Des recommandations …
Face à ce constat, le rapport émet plusieurs recommandations, censées être à faible coût :
- Centraliser la gestion des remplacements au niveau départemental (au lieu des circonscriptions), pour élargir le vivier dans le Premier degré.
- Augmenter d’une heure par mois le service des enseignants pour assurer les remplacements de courte durée, sans compensation salariale.
- Planifier les journées de formation en début d’année scolaire, pour éviter qu’elles pèsent sur le temps de classe (elles représentent près de 10 % des absences, et 86,5 % d’entre elles ne sont pas remplacées).
- Accorder un « bonus mutation » aux enseignants qui assurent régulièrement des remplacements, pour valoriser cette mission difficile.
- Redéployer des enseignants à la faveur de la baisse démographique, pour renforcer le potentiel de remplacement.
Il souligne également que les professeurs du Premier degré qui accueillent des élèves de collègues absents ne peuvent pas bénéficier d’un dispositif, comme le Pacte.
« La diminution des absences des enseignants implique d’améliorer significativement leurs conditions de travail et de revaloriser leurs missions », reconnaît le Sénat.
… Et un paradoxe entre constat et solutions proposées
Si le rapport reconnaît en creux la dégradation des conditions de travail des enseignants, ses préconisations apparaissent pour beaucoup comme contradictoires avec les constats énoncés.
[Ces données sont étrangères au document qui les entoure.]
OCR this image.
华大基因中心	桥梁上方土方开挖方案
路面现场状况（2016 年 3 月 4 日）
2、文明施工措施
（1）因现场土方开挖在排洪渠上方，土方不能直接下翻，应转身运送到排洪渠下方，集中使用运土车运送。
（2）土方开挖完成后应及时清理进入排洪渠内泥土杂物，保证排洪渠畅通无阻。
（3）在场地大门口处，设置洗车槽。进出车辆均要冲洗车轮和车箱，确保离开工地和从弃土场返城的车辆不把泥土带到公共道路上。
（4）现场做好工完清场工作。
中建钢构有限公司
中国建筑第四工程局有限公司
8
La hausse de la charge de travail, l’extension géographique des missions, et l’absence de moyens budgétaires supplémentaires soulèvent des interrogations.
Le rapport est éclairant sur la dégradation du service public et la santé de ses agents depuis 2018, mais sans remise en cause du cadre global, du cap politique ni des politiques d’austérité éducative, portées notamment par le groupe politique auquel appartient le rapporteur spécial.